The increasing pace of obsolescence

In 1970, the typical lifecycle of a semiconductor was expected to be about 30 years. By 2014, this was reduced to ten years — a 60 per cent reduction in less than 50 years. This isn’t a huge problem for consumer electronics, with new smartphones and laptops being released every six months or so. 

However, the shorter life cycle of components can pose a significant challenge for industrial machinery that is expected to last for decades. In particular, highly-regulated fields such as automotive, aerospace, defense and medical device manufacturing are strongly impacted by fast semiconductor obsolescence. In these sectors, using a different component than the one specified in the original design can lead to extensive and time-consuming testing and verification procedures.  

But why are semiconductors becoming obsolete faster than in the past? Partly, this is due to the natural pace of technological progress, which leads semiconductor manufacturers to phase out older models to make space for more efficient and cost-effective alternatives. Also, older models are normally embedded in legacy devices, which can depreciate so much that continuous support by the original equipment manufacturer (OEM) is not convenient.

However, since the start of the COVID-19 pandemic, another phenomenon has contributed to the fast pace of semiconductor obsolescence — a big round of suppliers’ mergers and acquisitions. For example, in 2021, Chinese-owned Nexperia acquired NWF, the UK’s largest chip plant. In the same year, Renesas acquired Dialog Semiconductor, almost simultaneously to ADI acquiring Maxim Integrated. 

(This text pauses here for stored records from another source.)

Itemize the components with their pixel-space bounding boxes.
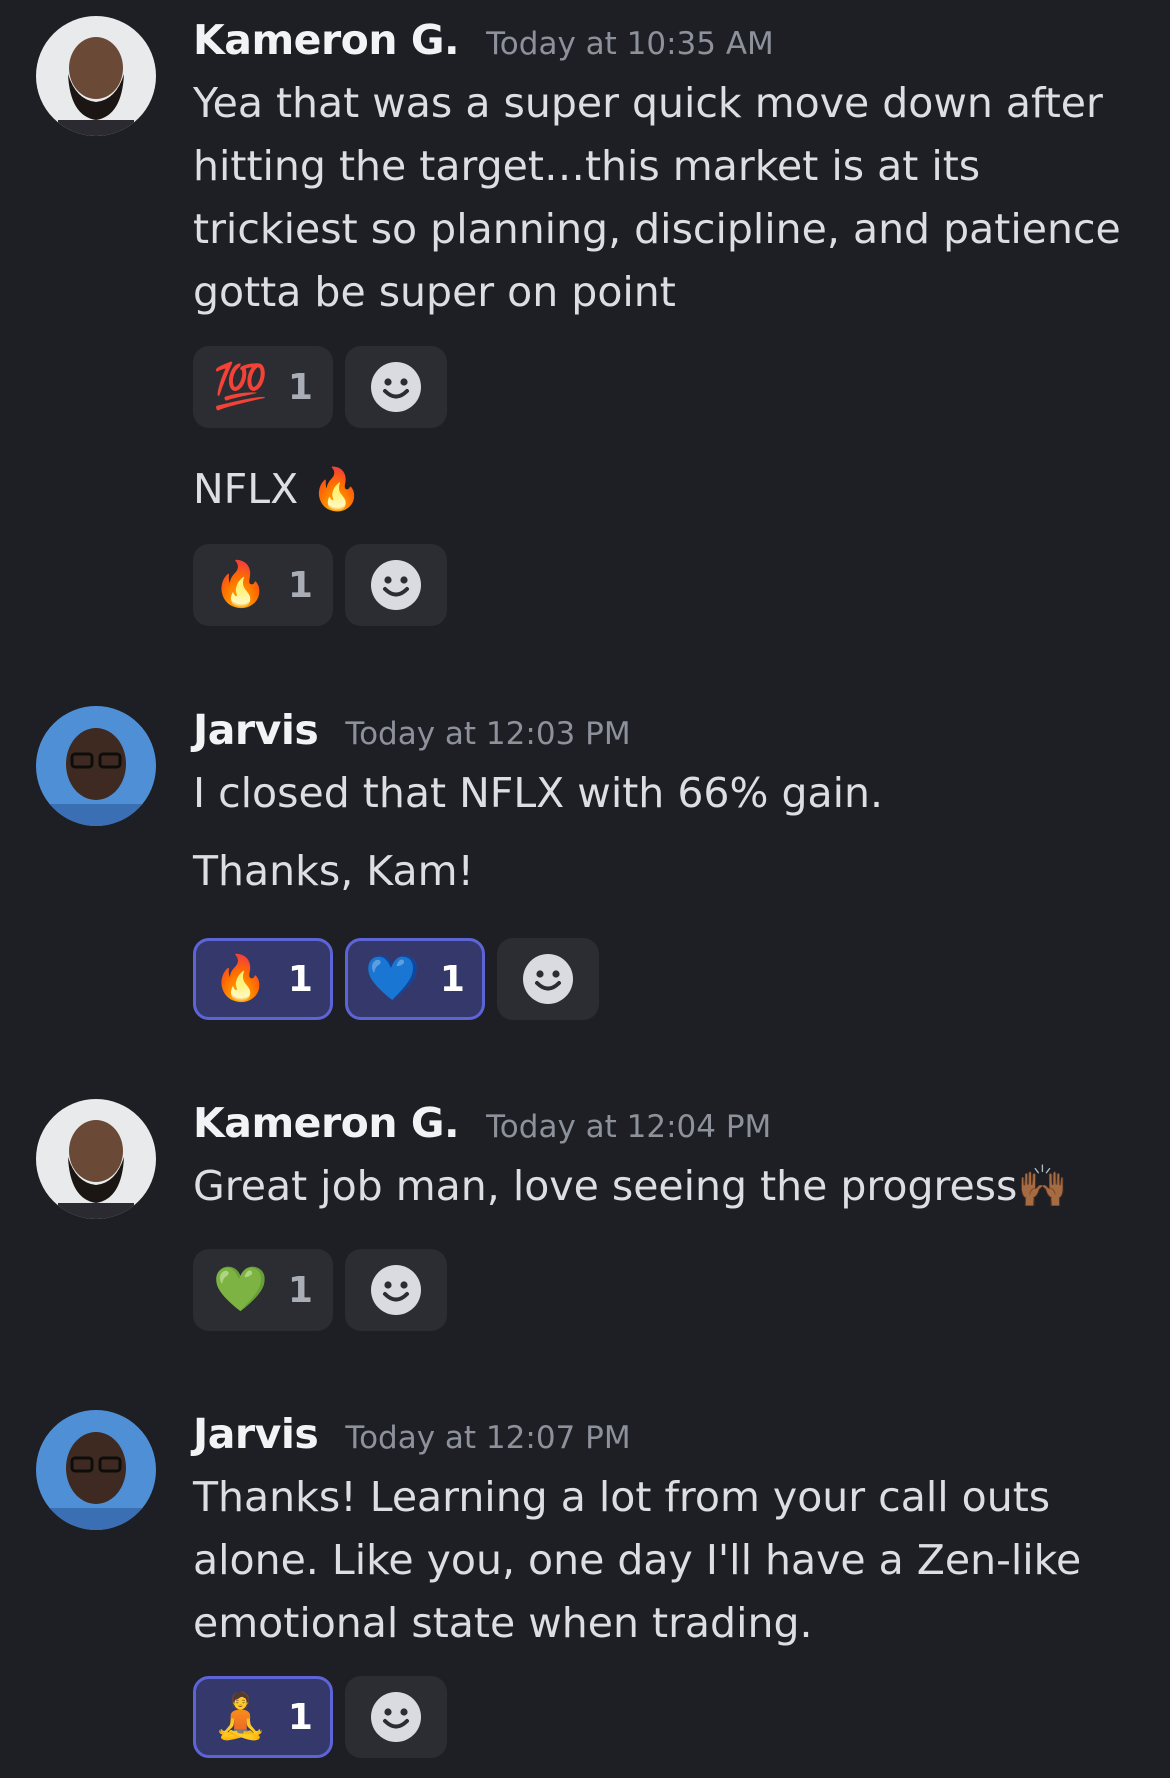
fire-icon: 🔥	[213, 953, 268, 1004]
add-reaction-button[interactable]	[497, 938, 599, 1020]
reaction-fire[interactable]: 🔥 1	[193, 544, 333, 626]
avatar-kameron[interactable]	[36, 1099, 156, 1219]
reaction-fire[interactable]: 🔥 1	[193, 938, 333, 1020]
reaction-count: 1	[287, 564, 313, 606]
smiley-add-reaction-icon	[371, 1265, 421, 1315]
reaction-100[interactable]: 💯 1	[193, 346, 333, 428]
author-name[interactable]: Kameron G.	[193, 16, 460, 64]
smiley-add-reaction-icon	[523, 954, 573, 1004]
author-name[interactable]: Jarvis	[193, 706, 319, 754]
message-header: Kameron G. Today at 10:35 AM	[193, 16, 774, 64]
reaction-count: 1	[287, 1696, 313, 1738]
add-reaction-button[interactable]	[345, 1249, 447, 1331]
reaction-bar: 🔥 1 💙 1	[193, 938, 599, 1020]
reaction-green-heart[interactable]: 💚 1	[193, 1249, 333, 1331]
smiley-add-reaction-icon	[371, 560, 421, 610]
reaction-bar: 💯 1	[193, 346, 447, 428]
timestamp: Today at 12:03 PM	[345, 716, 631, 752]
reaction-bar: 💚 1	[193, 1249, 447, 1331]
reaction-count: 1	[287, 366, 313, 408]
timestamp: Today at 12:04 PM	[486, 1109, 772, 1145]
message-text: Thanks, Kam!	[193, 847, 474, 895]
message-text: I closed that NFLX with 66% gain.	[193, 769, 884, 817]
timestamp: Today at 10:35 AM	[486, 26, 774, 62]
reaction-bar: 🧘 1	[193, 1676, 447, 1758]
fire-icon: 🔥	[213, 559, 268, 610]
add-reaction-button[interactable]	[345, 1676, 447, 1758]
reaction-count: 1	[287, 1269, 313, 1311]
hundred-points-icon: 💯	[213, 361, 268, 412]
add-reaction-button[interactable]	[345, 544, 447, 626]
message-header: Jarvis Today at 12:03 PM	[193, 706, 631, 754]
person-in-lotus-position-icon: 🧘	[213, 1691, 268, 1742]
reaction-count: 1	[439, 958, 465, 1000]
avatar-kameron[interactable]	[36, 16, 156, 136]
chat-message-list: Kameron G. Today at 10:35 AM Yea that wa…	[0, 0, 1170, 1778]
author-name[interactable]: Kameron G.	[193, 1099, 460, 1147]
message-header: Kameron G. Today at 12:04 PM	[193, 1099, 771, 1147]
add-reaction-button[interactable]	[345, 346, 447, 428]
message-text: Great job man, love seeing the progress🙌…	[193, 1162, 1069, 1210]
timestamp: Today at 12:07 PM	[345, 1420, 631, 1456]
message-text: Thanks! Learning a lot from your call ou…	[193, 1473, 1082, 1647]
author-name[interactable]: Jarvis	[193, 1410, 319, 1458]
reaction-count: 1	[287, 958, 313, 1000]
reaction-lotus-position[interactable]: 🧘 1	[193, 1676, 333, 1758]
reaction-bar: 🔥 1	[193, 544, 447, 626]
smiley-add-reaction-icon	[371, 1692, 421, 1742]
blue-heart-icon: 💙	[365, 953, 420, 1004]
message-header: Jarvis Today at 12:07 PM	[193, 1410, 631, 1458]
message-text: Yea that was a super quick move down aft…	[193, 79, 1121, 316]
message-text: NFLX 🔥	[193, 465, 363, 513]
reaction-blue-heart[interactable]: 💙 1	[345, 938, 485, 1020]
avatar-jarvis[interactable]	[36, 1410, 156, 1530]
green-heart-icon: 💚	[213, 1264, 268, 1315]
avatar-jarvis[interactable]	[36, 706, 156, 826]
smiley-add-reaction-icon	[371, 362, 421, 412]
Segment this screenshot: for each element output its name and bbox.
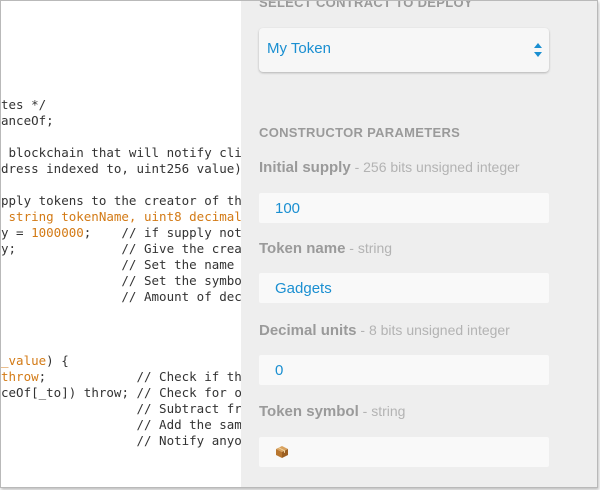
code-line: y = 1000000; // if supply not — [1, 225, 241, 240]
code-line: throw; // Check if the — [1, 369, 241, 384]
token-name-input[interactable]: Gadgets — [259, 273, 549, 303]
code-line: dress indexed to, uint256 value); — [1, 161, 241, 176]
window-frame: tes */anceOf; blockchain that will notif… — [0, 0, 598, 488]
token-symbol-input[interactable] — [259, 437, 549, 467]
code-line: blockchain that will notify clier — [1, 145, 241, 160]
select-contract-title: SELECT CONTRACT TO DEPLOY — [259, 0, 473, 10]
token-name-value: Gadgets — [275, 280, 332, 297]
code-line: tes */ — [1, 97, 47, 112]
deploy-panel: SELECT CONTRACT TO DEPLOY My Token CONST… — [241, 1, 597, 487]
contract-select[interactable]: My Token — [259, 28, 549, 72]
initial-supply-input[interactable]: 100 — [259, 193, 549, 223]
code-line: y; // Give the creat — [1, 241, 241, 256]
code-line: _value) { — [1, 353, 69, 368]
code-line: // Add the same — [1, 417, 241, 432]
decimal-units-input[interactable]: 0 — [259, 355, 549, 385]
code-line: // Notify anyone — [1, 433, 241, 448]
token-symbol-label: Token symbol - string — [259, 403, 406, 420]
code-line: pply tokens to the creator of the — [1, 193, 241, 208]
code-line: string tokenName, uint8 decimalUr — [1, 209, 241, 224]
constructor-parameters-title: CONSTRUCTOR PARAMETERS — [259, 125, 461, 140]
code-editor[interactable]: tes */anceOf; blockchain that will notif… — [1, 1, 241, 487]
decimal-units-value: 0 — [275, 362, 284, 379]
code-line: // Set the symbol — [1, 273, 241, 288]
code-line: // Set the name f — [1, 257, 241, 272]
decimal-units-label: Decimal units - 8 bits unsigned integer — [259, 322, 510, 339]
code-line: ceOf[_to]) throw; // Check for ove — [1, 385, 241, 400]
code-line: // Subtract from — [1, 401, 241, 416]
token-name-label: Token name - string — [259, 240, 393, 257]
package-box-icon — [276, 446, 288, 458]
select-updown-icon — [534, 43, 542, 57]
code-line: anceOf; — [1, 113, 54, 128]
initial-supply-value: 100 — [275, 200, 301, 217]
code-line: // Amount of deci — [1, 289, 241, 304]
initial-supply-label: Initial supply - 256 bits unsigned integ… — [259, 159, 520, 176]
contract-select-value: My Token — [267, 40, 331, 57]
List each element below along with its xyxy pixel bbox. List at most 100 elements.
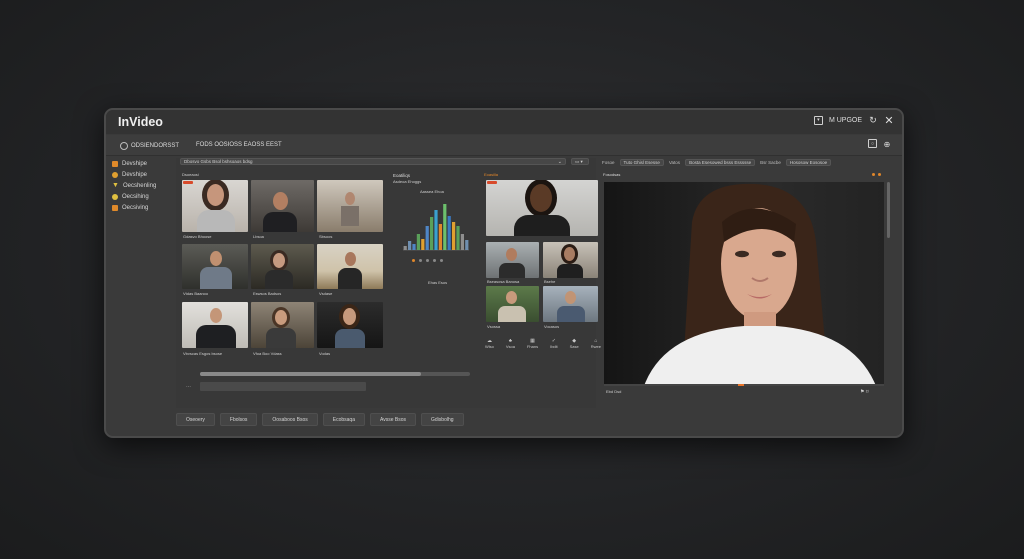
toolbar-item[interactable]: Fosoe [602,160,615,165]
person-shirt [200,267,232,289]
toolbar-item[interactable]: Vatos [669,160,680,165]
sidebar-item-label: Oecshenling [122,182,157,189]
person [506,291,517,304]
library-input[interactable] [200,382,366,391]
check-icon-button[interactable]: ✓ Ibdit [550,338,558,349]
home-icon-button[interactable]: ⌂ Rwee [591,338,601,349]
sidebar-item-2[interactable]: Devshipe [112,169,172,180]
sidebar-item-1[interactable]: Devshipe [112,158,172,169]
toolbar-item[interactable]: Tuto Ghisl Esesse [619,159,664,166]
app-window: InVideo ▾ M UPGOE ↻ ✕ ODSIENDORSST FODS … [104,108,904,438]
person [273,192,288,210]
dot[interactable] [433,259,436,262]
film-icon-button[interactable]: ▦ Fhans [527,338,538,349]
library-label: Dsoeaosi [182,172,199,177]
refresh-icon[interactable]: ↻ [868,115,878,125]
dot[interactable] [419,259,422,262]
minimize-icon[interactable]: ▾ [813,115,823,125]
thumbnail[interactable] [543,286,598,322]
sidebar-item-label: Devshipe [122,171,148,178]
title-bar: InVideo ▾ M UPGOE ↻ ✕ [106,110,902,134]
toolbar-item[interactable]: Bosta Esesowed bsss Essssse [685,159,756,166]
thumbnail[interactable] [182,180,248,232]
settings-icon-button[interactable]: ◆ Sase [570,338,579,349]
thumbnail-featured[interactable] [486,180,598,236]
library-panel: Dbosvo Gsbs Bsol bshsoaos bdsg ⌄ ▭ ▾ Dso… [176,158,601,408]
chart-bar [408,241,412,250]
tab-1[interactable]: Oseoery [176,413,215,426]
sidebar-item-3[interactable]: ▼ Oecshenling [112,180,172,191]
thumbnail[interactable] [486,242,539,278]
folder-icon [112,160,118,167]
sidebar-item-5[interactable]: Oecsiving [112,202,172,213]
thumb-caption: Sbsoos [319,234,333,239]
titlebar-status: M UPGOE [828,116,862,124]
tab-6[interactable]: Gdisbolhg [421,413,464,426]
icon-label: Vsoa [505,344,515,349]
dropdown-value: Dbosvo Gsbs Bsol bshsoaos bdsg [184,159,253,164]
person-shirt [338,268,362,289]
chart-bar [430,217,434,250]
view-toggle[interactable]: ▭ ▾ [571,158,589,165]
chart-bar [425,226,429,250]
video-preview[interactable] [604,182,884,386]
person-shirt [499,263,525,278]
thumb-caption: Vocasos [544,324,560,329]
chat-icon-button[interactable]: ☁ Wlso [485,338,494,349]
tab-4[interactable]: Ecobsaqa [322,413,365,426]
dot[interactable] [426,259,429,262]
thumbnail[interactable] [486,286,539,322]
thumbnail[interactable] [182,302,248,348]
search-icon[interactable]: ○ [868,139,877,148]
talent-header: Eoasilla [484,172,499,177]
person-shirt [197,210,235,232]
toolbar-item[interactable]: Hososow Eososoe [785,159,832,166]
library-progress-track[interactable] [200,372,470,376]
person [345,252,356,266]
person [506,248,517,261]
tab-2[interactable]: Fbolsos [219,413,258,426]
thumb-caption: Vsdase [319,291,333,296]
people-icon-button[interactable]: ♣ Vsoa [506,338,515,349]
bottom-tabs: Oseoery Fbolsos Oosaboos Bsos Ecobsaqa A… [176,413,464,426]
menu-item-1[interactable]: ODSIENDORSST [131,143,179,149]
toolbar-item[interactable]: Bsr Sacbe [760,160,781,165]
icon-label: Ibdit [550,344,558,349]
sidebar-item-4[interactable]: Oecsihing [112,191,172,202]
person [275,310,287,325]
thumbnail[interactable] [317,180,383,232]
library-dropdown[interactable]: Dbosvo Gsbs Bsol bshsoaos bdsg ⌄ [180,158,566,165]
thumbnail[interactable] [543,242,598,278]
dot[interactable] [412,259,415,262]
dot[interactable] [440,259,443,262]
preview-icons: ⚑ ⌑ [860,389,869,395]
tab-5[interactable]: Avsse Bsos [369,413,417,426]
person [564,247,575,261]
app-title: InVideo [118,115,163,129]
person [210,308,222,323]
thumbnail[interactable] [317,302,383,348]
tab-3[interactable]: Oosaboos Bsos [262,413,318,426]
chart-bar [434,210,438,250]
playhead[interactable] [738,384,744,386]
person-shirt [557,264,583,278]
thumbnail[interactable] [251,180,314,232]
menu-item-2[interactable]: FODS OOSIOSS EAOSS EEST [196,142,282,148]
person [207,184,224,206]
person-shirt [335,329,365,348]
person-shirt [266,328,296,348]
thumb-caption: Vodas [319,351,331,356]
preview-timeline[interactable] [604,384,884,386]
icon-label: Rwee [590,344,601,349]
close-icon[interactable]: ✕ [884,115,894,127]
globe-icon[interactable]: ⊕ [882,139,892,149]
thumbnail[interactable] [317,244,383,289]
thumbnail[interactable] [251,302,314,348]
chart-bar [465,240,469,250]
preview-scrollbar[interactable] [887,182,890,238]
thumbnail[interactable] [251,244,314,289]
target-icon [120,142,128,150]
analytics-title: Eoatiliqs [393,173,411,178]
record-badge [487,181,497,184]
thumbnail[interactable] [182,244,248,289]
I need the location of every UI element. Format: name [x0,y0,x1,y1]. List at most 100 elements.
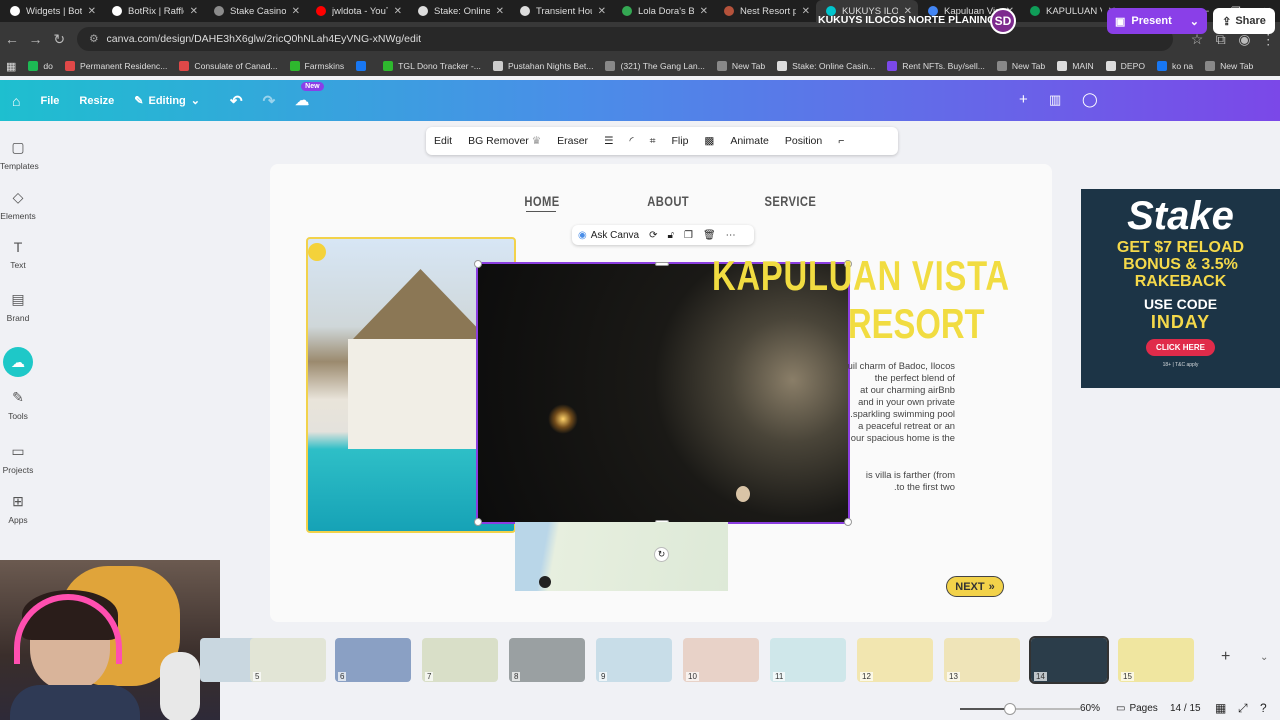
bookmark-item[interactable]: Pustahan Nights Bet... [487,61,600,71]
help-icon[interactable]: ? [1260,701,1267,715]
transparency-button[interactable]: ▩ [696,135,722,147]
page-thumbnail[interactable]: 11 [770,638,846,682]
add-page-icon[interactable]: + [1221,648,1230,666]
sidebar-item-projects[interactable]: ▭ Projects [0,443,36,475]
browser-tab[interactable]: Stake: Online C ✕ [408,0,510,22]
sidebar-item-uploads[interactable]: ☁ [0,347,36,381]
tab-close-icon[interactable]: ✕ [190,6,198,17]
page-thumbnail[interactable]: 9 [596,638,672,682]
bookmark-item[interactable]: Rent NFTs. Buy/sell... [881,61,991,71]
redo-icon[interactable]: ↷ [253,92,286,110]
bookmark-item[interactable]: Farmskins [284,61,351,71]
tab-close-icon[interactable]: ✕ [802,6,810,17]
forward-icon[interactable]: → [24,31,48,47]
flip-button[interactable]: Flip [663,135,696,147]
resize-handle-tl[interactable] [474,260,482,268]
bookmark-item[interactable]: New Tab [1199,61,1259,71]
eraser-button[interactable]: Eraser [549,135,596,147]
home-icon[interactable]: ⌂ [0,93,30,109]
browser-tab[interactable]: Widgets | BotR ✕ [0,0,102,22]
tab-close-icon[interactable]: ✕ [394,6,402,17]
delete-icon[interactable]: 🗑︎ [703,230,716,241]
page-thumbnail[interactable]: 7 [422,638,498,682]
crop-button[interactable]: ⌗ [642,135,664,148]
resize-handle-br[interactable] [844,518,852,526]
design-title[interactable]: KUKUYS ILOCOS NORTE PLANING [818,14,995,26]
animate-button[interactable]: Animate [722,135,777,147]
resize-button[interactable]: Resize [69,95,124,107]
apps-grid-icon[interactable]: ▦ [0,60,22,73]
bookmark-item[interactable]: New Tab [991,61,1051,71]
restaurant-night-photo[interactable] [476,262,850,524]
sidebar-item-elements[interactable]: ◇ Elements [0,189,36,221]
sidebar-item-apps[interactable]: ⊞ Apps [0,493,36,525]
page-thumbnail[interactable]: 8 [509,638,585,682]
bookmark-item[interactable] [350,61,377,71]
page-thumbnail[interactable]: 6 [335,638,411,682]
lock-icon[interactable]: 🔓︎ [667,230,673,241]
page-thumbnail[interactable]: 15 [1118,638,1194,682]
page-thumbnail[interactable]: 5 [250,638,326,682]
resize-handle-top[interactable] [655,262,669,266]
stake-ad[interactable]: Stake GET $7 RELOAD BONUS & 3.5% RAKEBAC… [1081,189,1280,388]
avatar[interactable]: SD [990,8,1016,34]
browser-tab[interactable]: Nest Resort ph ✕ [714,0,816,22]
file-menu[interactable]: File [30,95,69,107]
browser-tab[interactable]: BotRix | Raffles ✕ [102,0,204,22]
next-button[interactable]: NEXT » [946,576,1004,597]
fullscreen-icon[interactable]: ⤢ [1238,701,1248,716]
edit-button[interactable]: Edit [426,135,460,147]
grid-view-icon[interactable]: ▦ [1215,701,1226,715]
share-button[interactable]: ⇪ Share [1213,8,1275,34]
browser-tab[interactable]: jwldota - YouT ✕ [306,0,408,22]
tab-close-icon[interactable]: ✕ [496,6,504,17]
undo-icon[interactable]: ↶ [220,92,253,110]
tab-close-icon[interactable]: ✕ [88,6,96,17]
pages-button[interactable]: ▭ Pages [1116,703,1158,714]
page-thumbnail[interactable]: 14 [1029,636,1109,684]
bookmark-item[interactable]: Permanent Residenc... [59,61,173,71]
strip-collapse-icon[interactable]: ⌄ [1260,652,1268,663]
page-thumbnail[interactable]: 12 [857,638,933,682]
bookmark-item[interactable]: New Tab [711,61,771,71]
zoom-level[interactable]: 60% [1080,703,1100,714]
duplicate-icon[interactable]: ❐ [684,230,693,241]
bg-remover-button[interactable]: BG Remover ♛ [460,135,549,147]
copy-style-button[interactable]: ⌐ [830,135,852,147]
border-style-button[interactable]: ☰ [596,135,621,147]
bookmark-item[interactable]: MAIN [1051,61,1099,71]
browser-tab[interactable]: Lola Dora's Be ✕ [612,0,714,22]
bookmark-item[interactable]: DEPO [1100,61,1151,71]
reload-icon[interactable]: ↻ [47,31,71,48]
comments-icon[interactable]: ◯ [1082,91,1098,108]
bookmark-item[interactable]: TGL Dono Tracker -... [377,61,487,71]
corner-rounding-button[interactable]: ◜ [621,135,641,147]
add-collaborator-icon[interactable]: + [1019,91,1028,108]
tab-close-icon[interactable]: ✕ [598,6,606,17]
site-info-icon[interactable]: ⚙ [89,33,98,45]
tab-close-icon[interactable]: ✕ [700,6,708,17]
cloud-save-icon[interactable]: ☁ New [285,82,324,109]
ad-cta-button[interactable]: CLICK HERE [1146,339,1215,356]
bookmark-item[interactable]: (321) The Gang Lan... [599,61,710,71]
back-icon[interactable]: ← [0,31,24,47]
sidebar-item-brand[interactable]: ▤ Brand [0,291,36,323]
sidebar-item-templates[interactable]: ▢ Templates [0,139,39,171]
rotate-icon[interactable]: ↻ [654,547,669,562]
regenerate-icon[interactable]: ⟳ [649,230,657,241]
browser-tab[interactable]: Stake Casino P ✕ [204,0,306,22]
browser-tab[interactable]: Transient Hous ✕ [510,0,612,22]
zoom-slider-thumb[interactable] [1004,703,1016,715]
tab-close-icon[interactable]: ✕ [292,6,300,17]
bookmark-item[interactable]: Stake: Online Casin... [771,61,881,71]
position-button[interactable]: Position [777,135,830,147]
ask-canva-button[interactable]: ◉ Ask Canva [578,230,639,241]
present-button[interactable]: ▣ Present ⌄ [1107,8,1207,34]
sidebar-item-text[interactable]: T Text [0,239,36,270]
zoom-slider[interactable] [960,703,1080,715]
sidebar-item-tools[interactable]: ✎ Tools [0,389,36,421]
more-icon[interactable]: ⋯ [726,230,736,241]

When this happens, the purchasing company may decide to streamline the product portfolio of the company it acquired, phasing out semiconductors that are less in demand to prioritize the manufacturing of newer models. This trend further increases the volatility of the already fragile semiconductor supply chain.

How to cope?

When a product reaches its end of life (EOL), OEMs issue a last time buy (LTB) notice. This usually gives manufacturers between six and twelve months to buy and stockpile components before they are discontinued. However, LTB typically does not guarantee that all manufacturers using that device will be able to place and receive an order in time. So, what can be done?

First of all, keeping up-to-date with industry changes, mergers and acquisitions can help manufacturers predict which components are more likely to be discontinued. To help with that, EU Automation regularly announces when popular components are reaching their EOL, both in a newsletter and on social media.

It’s also imperative that manufacturers are aware of the obsolescence risk of semiconductors that are embedded in mission-critical equipment, and that they track the life stage and health condition of such machinery with an adequate predictive maintenance program. This will allow them to spot potential failures before they cause irreparable damage, and to order hard-to-find spare parts before anyone else. A trustworthy supplier that specializes in obsolete spare parts can also be a great resource and can help manufacturers source quality spare parts from a global network of qualified partners. 

These strategies will not prevent semiconductors from becoming obsolete, but they might help offset the negative repercussions of obsolescence on business’ bottom lines.